Diante do agravamento da situação socioeconômica e da ineficiência do governo republicano, Hitler e seus seguidores tentaram assumir o poder, em novembro de 1923. Numa cervejaria de Munique, proclamaram o fim da república, e, embora acabassem todos presos, ganharam ampla publicidade em todo o país. O Putsch (“golpe”, em alemão) de Munique, como ficou conhecido, pareceu, por seu malogro total, o fim do nascente Partido Nazista. Foi, no entanto, apenas um recuo momentâneo na escalada nazista, que contaria mais tarde com circunstâncias propícias ao seu reerguimento definitivo.

Na prisão, Hitler escreveu Mein Kampf, obra em que desenvolveu os fundamentos do nazismo: a idéia pseudocientífica da existência da raça ariana - que seria descendente de um grupo indo-europeu mais puro -, o nacionalismo exacerbado, o totalitarismo, o anticomunismo e o domínio de territórios indispensáveis ao desenvolvimento alemão, inclusive com a conquista da Europa oriental, o princípio do espaço vital.

As idéias nazistas não tiveram presença expressiva, até que a quebra da bolsa de valores de Nova York, no fim de 1929, veio abalar a economia mundial, especialmente a da Alemanha. Com efeito, em 1932, muitos dos seis milhões de desempregados alemães engrossavam as fileiras do Partido Nacional-Socialista, ao lado de ex-soldados, jovens estudantes e agricultores, descontentes com a fragilidade política e econômica do governo democrático de Weimar. Outros, porém, alinhavam-se aos grupos políticos de esquerda, especialmente os comunistas, o que amedrontou a elite e a classe média alemã, que viram na proposta nazista a salvação nacional.

As tropas das SA passaram a agir livremente e a popularidade nazista se impôs. Em 1932, nas eleições para o Parlamento, os nazistas conquistaram 230 cadeiras (em 1930, eram aproximadamente 30) e, em 1933, com a crise do sistema parlamentarista, o presidente Hindenburg ofereceu a Hitler a chancelaria, o comando do Estado. Elevado ao poder, o líder nazista visou inicialmente eliminar a forte oposição,

especialmente a dos políticos de esquerda.

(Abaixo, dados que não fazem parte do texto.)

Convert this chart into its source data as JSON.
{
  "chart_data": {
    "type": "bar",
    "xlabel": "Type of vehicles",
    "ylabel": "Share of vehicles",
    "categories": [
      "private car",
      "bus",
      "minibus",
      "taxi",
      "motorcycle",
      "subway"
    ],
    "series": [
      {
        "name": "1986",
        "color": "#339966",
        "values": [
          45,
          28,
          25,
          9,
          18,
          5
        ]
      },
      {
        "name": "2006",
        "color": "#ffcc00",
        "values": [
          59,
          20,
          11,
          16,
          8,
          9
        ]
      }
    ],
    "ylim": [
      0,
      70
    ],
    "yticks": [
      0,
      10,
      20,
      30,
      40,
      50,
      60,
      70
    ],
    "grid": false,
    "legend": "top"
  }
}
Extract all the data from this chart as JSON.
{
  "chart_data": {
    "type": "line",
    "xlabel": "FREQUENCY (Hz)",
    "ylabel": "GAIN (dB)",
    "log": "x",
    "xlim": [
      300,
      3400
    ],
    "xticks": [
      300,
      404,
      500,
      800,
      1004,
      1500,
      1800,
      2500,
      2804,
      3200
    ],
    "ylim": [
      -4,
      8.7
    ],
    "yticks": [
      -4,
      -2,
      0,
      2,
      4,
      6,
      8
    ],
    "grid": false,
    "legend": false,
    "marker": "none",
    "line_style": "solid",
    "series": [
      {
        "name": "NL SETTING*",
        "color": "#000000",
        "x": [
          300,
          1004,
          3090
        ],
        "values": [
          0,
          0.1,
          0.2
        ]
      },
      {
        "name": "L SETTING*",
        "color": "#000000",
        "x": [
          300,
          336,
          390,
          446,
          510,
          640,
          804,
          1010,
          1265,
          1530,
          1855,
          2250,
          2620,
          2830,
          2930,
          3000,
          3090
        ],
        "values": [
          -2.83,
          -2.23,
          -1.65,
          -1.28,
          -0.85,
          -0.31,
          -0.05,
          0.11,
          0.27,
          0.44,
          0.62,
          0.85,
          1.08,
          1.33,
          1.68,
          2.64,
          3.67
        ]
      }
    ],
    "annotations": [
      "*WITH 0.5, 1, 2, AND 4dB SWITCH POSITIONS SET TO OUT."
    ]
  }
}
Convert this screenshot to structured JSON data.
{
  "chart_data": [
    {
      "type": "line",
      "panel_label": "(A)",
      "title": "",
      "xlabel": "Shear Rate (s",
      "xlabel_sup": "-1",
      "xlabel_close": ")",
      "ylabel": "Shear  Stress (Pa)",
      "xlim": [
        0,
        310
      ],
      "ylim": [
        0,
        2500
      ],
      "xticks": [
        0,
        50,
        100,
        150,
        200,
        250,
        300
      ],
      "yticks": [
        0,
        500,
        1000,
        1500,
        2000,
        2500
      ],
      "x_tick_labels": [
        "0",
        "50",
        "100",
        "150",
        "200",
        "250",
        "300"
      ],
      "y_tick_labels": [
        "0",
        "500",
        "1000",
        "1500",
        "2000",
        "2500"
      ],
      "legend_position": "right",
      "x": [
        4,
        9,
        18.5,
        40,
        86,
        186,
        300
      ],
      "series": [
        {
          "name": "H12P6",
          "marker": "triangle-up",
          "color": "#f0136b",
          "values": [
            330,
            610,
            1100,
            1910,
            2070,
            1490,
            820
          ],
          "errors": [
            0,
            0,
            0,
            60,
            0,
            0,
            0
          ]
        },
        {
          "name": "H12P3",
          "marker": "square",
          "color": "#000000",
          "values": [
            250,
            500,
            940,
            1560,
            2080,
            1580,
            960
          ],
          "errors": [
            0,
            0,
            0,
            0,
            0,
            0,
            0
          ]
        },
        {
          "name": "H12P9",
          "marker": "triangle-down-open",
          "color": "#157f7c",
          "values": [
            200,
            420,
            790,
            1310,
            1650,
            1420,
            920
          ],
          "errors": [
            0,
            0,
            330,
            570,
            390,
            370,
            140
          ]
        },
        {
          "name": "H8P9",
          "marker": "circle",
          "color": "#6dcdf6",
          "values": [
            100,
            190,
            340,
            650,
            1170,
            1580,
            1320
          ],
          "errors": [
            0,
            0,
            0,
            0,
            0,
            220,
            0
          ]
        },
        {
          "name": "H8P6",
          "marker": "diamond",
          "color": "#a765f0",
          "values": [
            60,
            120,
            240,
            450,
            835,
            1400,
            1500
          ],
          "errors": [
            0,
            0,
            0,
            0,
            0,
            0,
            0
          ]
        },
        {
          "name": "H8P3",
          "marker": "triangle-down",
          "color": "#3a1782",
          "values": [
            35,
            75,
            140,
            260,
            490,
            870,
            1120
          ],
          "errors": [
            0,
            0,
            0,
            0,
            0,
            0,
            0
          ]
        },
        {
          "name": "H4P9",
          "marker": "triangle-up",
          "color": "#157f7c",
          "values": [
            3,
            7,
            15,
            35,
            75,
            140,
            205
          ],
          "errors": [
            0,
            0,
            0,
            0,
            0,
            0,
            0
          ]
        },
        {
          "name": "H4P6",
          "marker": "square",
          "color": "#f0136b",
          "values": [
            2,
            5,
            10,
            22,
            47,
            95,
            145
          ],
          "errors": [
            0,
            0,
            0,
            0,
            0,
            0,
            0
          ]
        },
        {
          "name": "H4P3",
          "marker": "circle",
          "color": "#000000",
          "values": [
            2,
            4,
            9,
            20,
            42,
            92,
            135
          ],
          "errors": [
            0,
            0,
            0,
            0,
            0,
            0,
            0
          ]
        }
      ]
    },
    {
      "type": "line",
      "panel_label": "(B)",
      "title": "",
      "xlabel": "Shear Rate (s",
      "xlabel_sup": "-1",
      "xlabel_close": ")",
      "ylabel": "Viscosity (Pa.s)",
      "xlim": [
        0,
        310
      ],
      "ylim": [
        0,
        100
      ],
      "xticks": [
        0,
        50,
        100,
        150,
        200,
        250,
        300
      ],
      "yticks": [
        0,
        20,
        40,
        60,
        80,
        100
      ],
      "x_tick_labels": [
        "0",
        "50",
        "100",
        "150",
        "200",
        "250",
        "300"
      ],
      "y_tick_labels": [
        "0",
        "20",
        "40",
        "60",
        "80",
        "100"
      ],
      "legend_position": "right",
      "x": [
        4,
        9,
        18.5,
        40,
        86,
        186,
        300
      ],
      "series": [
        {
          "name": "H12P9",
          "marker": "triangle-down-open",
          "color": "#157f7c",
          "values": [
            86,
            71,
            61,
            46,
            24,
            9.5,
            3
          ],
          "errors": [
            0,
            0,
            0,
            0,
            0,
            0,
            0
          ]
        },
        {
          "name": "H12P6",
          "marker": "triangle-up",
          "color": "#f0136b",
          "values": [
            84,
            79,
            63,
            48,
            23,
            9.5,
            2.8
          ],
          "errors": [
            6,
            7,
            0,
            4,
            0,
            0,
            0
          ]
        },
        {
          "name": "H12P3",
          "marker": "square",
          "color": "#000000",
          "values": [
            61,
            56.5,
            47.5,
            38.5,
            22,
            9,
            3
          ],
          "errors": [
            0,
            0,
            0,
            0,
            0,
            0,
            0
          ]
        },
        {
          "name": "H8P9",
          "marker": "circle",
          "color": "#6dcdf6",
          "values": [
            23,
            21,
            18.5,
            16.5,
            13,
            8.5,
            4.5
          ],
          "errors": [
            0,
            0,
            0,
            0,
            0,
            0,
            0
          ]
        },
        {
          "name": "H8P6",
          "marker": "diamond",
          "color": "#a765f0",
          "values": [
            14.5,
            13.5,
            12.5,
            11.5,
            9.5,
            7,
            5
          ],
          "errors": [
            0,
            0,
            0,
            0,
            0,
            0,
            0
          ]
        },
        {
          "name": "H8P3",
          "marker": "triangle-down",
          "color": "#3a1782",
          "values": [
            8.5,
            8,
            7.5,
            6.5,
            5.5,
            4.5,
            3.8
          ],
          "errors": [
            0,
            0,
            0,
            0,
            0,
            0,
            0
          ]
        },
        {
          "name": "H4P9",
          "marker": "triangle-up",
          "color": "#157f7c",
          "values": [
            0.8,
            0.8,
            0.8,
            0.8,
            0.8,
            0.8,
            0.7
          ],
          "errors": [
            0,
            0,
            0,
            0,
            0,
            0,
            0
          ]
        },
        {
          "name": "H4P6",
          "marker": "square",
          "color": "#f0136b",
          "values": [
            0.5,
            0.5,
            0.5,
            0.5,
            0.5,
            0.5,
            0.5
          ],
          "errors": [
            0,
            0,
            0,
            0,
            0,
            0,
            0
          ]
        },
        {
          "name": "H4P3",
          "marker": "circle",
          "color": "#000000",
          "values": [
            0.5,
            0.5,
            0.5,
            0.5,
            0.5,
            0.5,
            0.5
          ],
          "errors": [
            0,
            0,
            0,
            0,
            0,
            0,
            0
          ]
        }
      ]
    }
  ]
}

Para tanto, usou diversos meios, inclusive organizando uma farsa: provocou um incêndio que destruiu o prédio do Parlamento em Berlim, o Reichstag, e acusou os comunistas de terem um golpe em andamento, o que lhe permitiu a instalação de uma ditadura totalitária. Os deputados e líderes das esquerdas foram presos e levados para campos de concentração, onde se aprisionavam e, muitas vezes, exterminavam opositores, e mais tarde judeus e prisioneiros de guerra.

Para sustentar o poder hitlerista, foram criadas as Sessões de Segurança (SS) - que correspondiam à polícia política do partido, bem treinada, disciplinada e fiel ao Führer - e a Gestapo - polícia secreta do Estado.

Hitler eliminou os partidos, os jornais de oposição, os sindicatos e suspendeu o direito de greve. Depurou o próprio nazismo, eliminando vários líderes das SA que divergiam de sua autoridade absoluta. Na chamada Noite dos Longos Punhais (junho de 1934), cerca de setenta líderes e cinco mil outros nazistas foram mortos por soldados do exército, pelas SS e pela Destapo.

Um pouco antes, em 21 de março de 1933, Adolf Hitler proclamou a criação do Terceiro Reich (em alemão, “império”), sucessor do Sacro Império Romano Germânico (962-1806) e do Império dos Kaiser Hohenzollern (1871-1919). Com a morte do presidente Hindenburg, em agosto de 1934, Hitler acumulou essa função e a de chanceler, adotando oficialmente o título de Führer.

Joseph Goebbels, agitador fanático e orador mordaz, coordenou a propaganda nazista, ganhando o apoio de quase toda a nação aos grandiosos planos do Führer. A campanha racista criava um bode expiatório e unia a população alemã aos nazistas ao propor a purificação racial por meio do extermínio dos judeus. A denominada “solução final” multiplicou os campos de concentração, levando ao holocausto milhões de judeus. Toda a sociedade foi envolvida no programa nazista: das crianças aos adultos,* nas escolas e instituições, todos eram induzidos a filiar-se à Juventude Hitlerista ou ao Partido Nazista.

A nazificação alemã completou-se com o armamentismo e o total militarismo, que reativaram o desenvolvimento econômico baseado na indústria bélica. A militarização da Alemanha visava à expansão territorial e à conquista do espaço vital, forjando o estopim de um novo conflito europeu.